"O mais preocupante sobre o último episódio de conflito [na Guiné-Bissau] é que o controlo sobre a economia da droga parece ser, uma vez mais, parte do cálculo dos principais intervenientes da elite política e militar", aponta a Iniciativa Global contra a Criminalidade Transnacional Organizada (GI-TOC, na sigla em inglês), na sua mais recente análise sobre a Guiné-Bissau, datada de 11 de maio.
Com o título "Interrompendo o ciclo vicioso. A política da cocaína na Guiné-Bissau", o documento retoma a abordagem das ligações de políticos e militares com o tráfico de droga no país à luz da nova realidade em Bissau.
De acordo com a GI-TOC, com a mais recente vaga de conflitos políticos, entre finais de 2019 e princípios de 2020, "surgiram novas provas e rumores de que a cocaína continua a transitar pela Guiné-Bissau".

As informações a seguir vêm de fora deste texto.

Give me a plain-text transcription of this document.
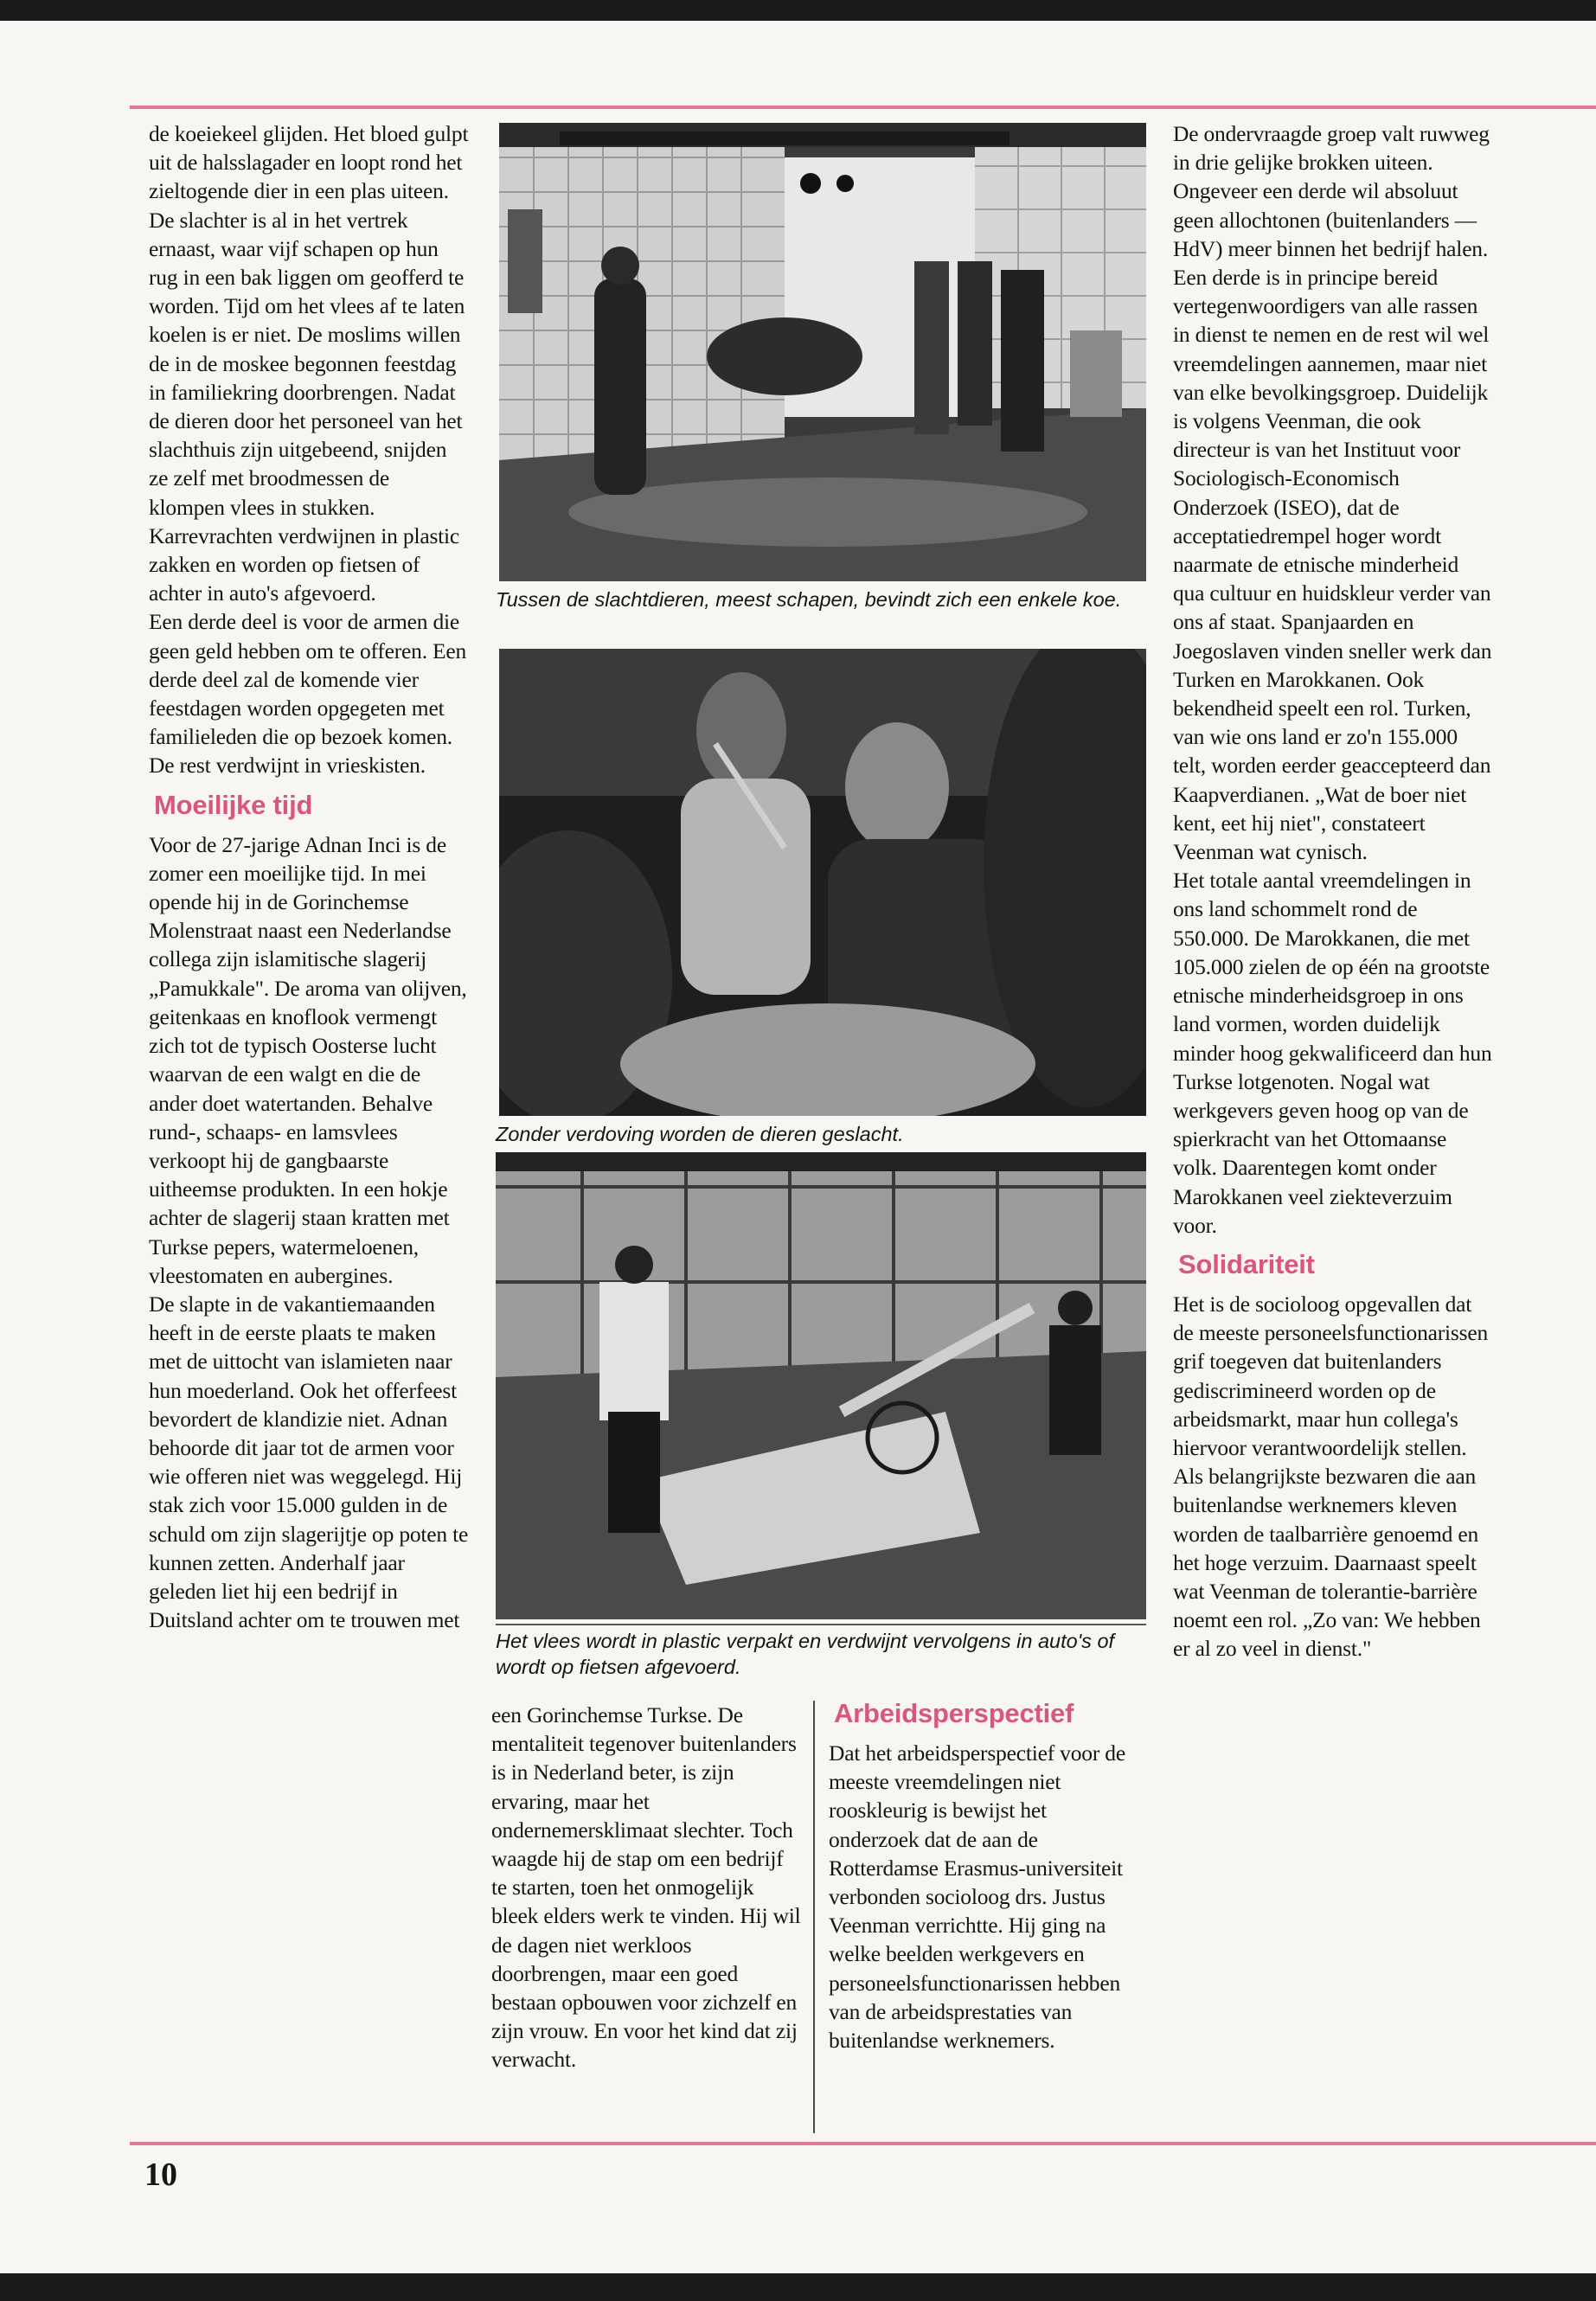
de koeiekeel glijden. Het bloed gulpt uit de halsslagader en loopt rond het zieltogende dier in een plas uiteen.

De slachter is al in het vertrek ernaast, waar vijf schapen op hun rug in een bak liggen om geofferd te worden. Tijd om het vlees af te laten koelen is er niet. De moslims willen de in de moskee begonnen feestdag in familiekring doorbrengen. Nadat de dieren door het personeel van het slachthuis zijn uitgebeend, snijden ze zelf met broodmessen de klompen vlees in stukken. Karrevrachten verdwijnen in plastic zakken en worden op fietsen of achter in auto's afgevoerd.

Een derde deel is voor de armen die geen geld hebben om te offeren. Een derde deel zal de komende vier feestdagen worden opgegeten met familieleden die op bezoek komen. De rest verdwijnt in vrieskisten.

Moeilijke tijd

Voor de 27-jarige Adnan Inci is de zomer een moeilijke tijd. In mei opende hij in de Gorinchemse Molenstraat naast een Nederlandse collega zijn islamitische slagerij „Pamukkale". De aroma van olijven, geitenkaas en knoflook vermengt zich tot de typisch Oosterse lucht waarvan de een walgt en die de ander doet watertanden. Behalve rund-, schaaps- en lamsvlees verkoopt hij de gangbaarste uitheemse produkten. In een hokje achter de slagerij staan kratten met Turkse pepers, watermeloenen, vleestomaten en aubergines.

De slapte in de vakantiemaanden heeft in de eerste plaats te maken met de uittocht van islamieten naar hun moederland. Ook het offerfeest bevordert de klandizie niet. Adnan behoorde dit jaar tot de armen voor wie offeren niet was weggelegd. Hij stak zich voor 15.000 gulden in de schuld om zijn slagerijtje op poten te kunnen zetten. Anderhalf jaar geleden liet hij een bedrijf in Duitsland achter om te trouwen met

Tussen de slachtdieren, meest schapen, bevindt zich een enkele koe.
Zonder verdoving worden de dieren geslacht.
Het vlees wordt in plastic verpakt en verdwijnt vervolgens in auto's of wordt op fietsen afgevoerd.

een Gorinchemse Turkse. De mentaliteit tegenover buitenlanders is in Nederland beter, is zijn ervaring, maar het ondernemersklimaat slechter. Toch waagde hij de stap om een bedrijf te starten, toen het onmogelijk bleek elders werk te vinden. Hij wil de dagen niet werkloos doorbrengen, maar een goed bestaan opbouwen voor zichzelf en zijn vrouw. En voor het kind dat zij verwacht.

Arbeidsperspectief

Dat het arbeidsperspectief voor de meeste vreemdelingen niet rooskleurig is bewijst het onderzoek dat de aan de Rotterdamse Erasmus-universiteit verbonden socioloog drs. Justus Veenman verrichtte. Hij ging na welke beelden werkgevers en personeelsfunctionarissen hebben van de arbeidsprestaties van buitenlandse werknemers.

De ondervraagde groep valt ruwweg in drie gelijke brokken uiteen. Ongeveer een derde wil absoluut geen allochtonen (buitenlanders — HdV) meer binnen het bedrijf halen. Een derde is in principe bereid vertegenwoordigers van alle rassen in dienst te nemen en de rest wil wel vreemdelingen aannemen, maar niet van elke bevolkingsgroep. Duidelijk is volgens Veenman, die ook directeur is van het Instituut voor Sociologisch-Economisch Onderzoek (ISEO), dat de acceptatiedrempel hoger wordt naarmate de etnische minderheid qua cultuur en huidskleur verder van ons af staat. Spanjaarden en Joegoslaven vinden sneller werk dan Turken en Marokkanen. Ook bekendheid speelt een rol. Turken, van wie ons land er zo'n 155.000 telt, worden eerder geaccepteerd dan Kaapverdianen. „Wat de boer niet kent, eet hij niet", constateert Veenman wat cynisch.

Het totale aantal vreemdelingen in ons land schommelt rond de 550.000. De Marokkanen, die met 105.000 zielen de op één na grootste etnische minderheidsgroep in ons land vormen, worden duidelijk minder hoog gekwalificeerd dan hun Turkse lotgenoten. Nogal wat werkgevers geven hoog op van de spierkracht van het Ottomaanse volk. Daarentegen komt onder Marokkanen veel ziekteverzuim voor.

Solidariteit

Het is de socioloog opgevallen dat de meeste personeelsfunctionarissen grif toegeven dat buitenlanders gediscrimineerd worden op de arbeidsmarkt, maar hun collega's hiervoor verantwoordelijk stellen. Als belangrijkste bezwaren die aan buitenlandse werknemers kleven worden de taalbarrière genoemd en het hoge verzuim. Daarnaast speelt wat Veenman de tolerantie-barrière noemt een rol. „Zo van: We hebben er al zo veel in dienst."

10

A análise da GI-TOC considera que a crise política de 2020, resultante da contestação dos resultados das eleições presidenciais de dezembro, tem "alguns paralelos preocupantes" com a de 2012/13, "quando os militares foram os atores centrais na proteção e participação do negócio da droga".

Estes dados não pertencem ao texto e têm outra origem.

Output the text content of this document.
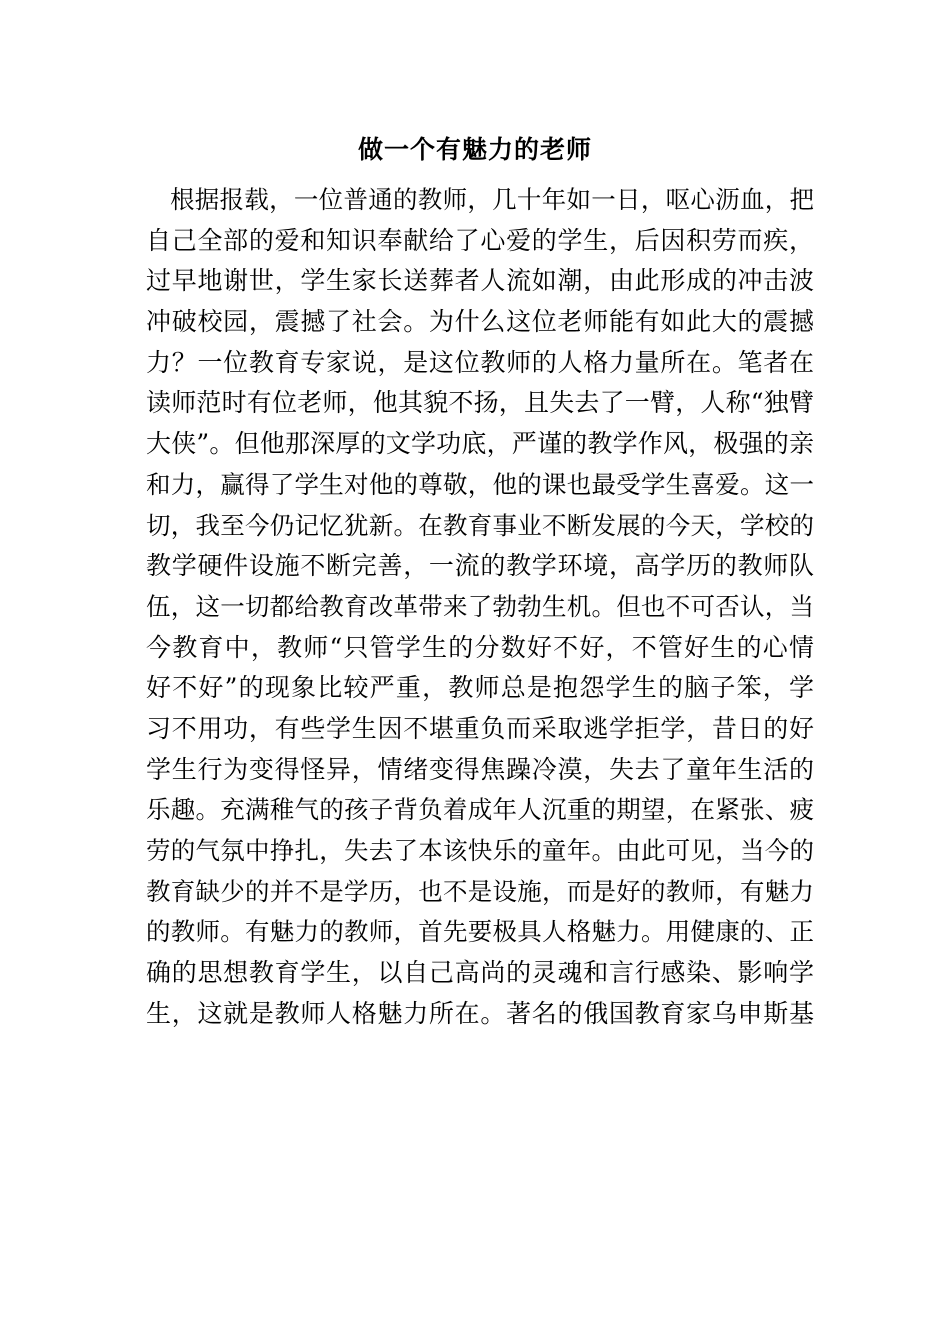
做一个有魅力的老师
根据报载，一位普通的教师，几十年如一日，呕心沥血，把
自己全部的爱和知识奉献给了心爱的学生，后因积劳而疾，
过早地谢世，学生家长送葬者人流如潮，由此形成的冲击波
冲破校园，震撼了社会。为什么这位老师能有如此大的震撼
力？一位教育专家说，是这位教师的人格力量所在。笔者在
读师范时有位老师，他其貌不扬，且失去了一臂，人称“独臂
大侠”。但他那深厚的文学功底，严谨的教学作风，极强的亲
和力，赢得了学生对他的尊敬，他的课也最受学生喜爱。这一
切，我至今仍记忆犹新。在教育事业不断发展的今天，学校的
教学硬件设施不断完善，一流的教学环境，高学历的教师队
伍，这一切都给教育改革带来了勃勃生机。但也不可否认，当
今教育中，教师“只管学生的分数好不好，不管好生的心情
好不好”的现象比较严重，教师总是抱怨学生的脑子笨，学
习不用功，有些学生因不堪重负而采取逃学拒学，昔日的好
学生行为变得怪异，情绪变得焦躁冷漠，失去了童年生活的
乐趣。充满稚气的孩子背负着成年人沉重的期望，在紧张、疲
劳的气氛中挣扎，失去了本该快乐的童年。由此可见，当今的
教育缺少的并不是学历，也不是设施，而是好的教师，有魅力
的教师。有魅力的教师，首先要极具人格魅力。用健康的、正
确的思想教育学生，以自己高尚的灵魂和言行感染、影响学
生，这就是教师人格魅力所在。著名的俄国教育家乌申斯基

A GI-TOC destacou o apoio das chefias militares ao empossamento do atual chefe de Estado, Umaro Sissoco Embaló, em fevereiro, citando nomeadamente a presença, na cerimónia, do vice-chefe do estado-maior das Forças Armadas, Mamadu N'Krumah, e do chefe de Estado-Maior da Força Aérea, Ibraim Papa Camará, referenciado como um dos implicados no tráfico de droga.
N'Krumah e Camará fazem parte da lista de sanções das Nações Unidas e da União Europeia pelo seu envolvimento no golpe de Estado de 2012, aos quais se junta o antigo chefe de Estado-Maior General das Forças Armadas António Indjai, que esteve também presente na posse simbólica de Embaló.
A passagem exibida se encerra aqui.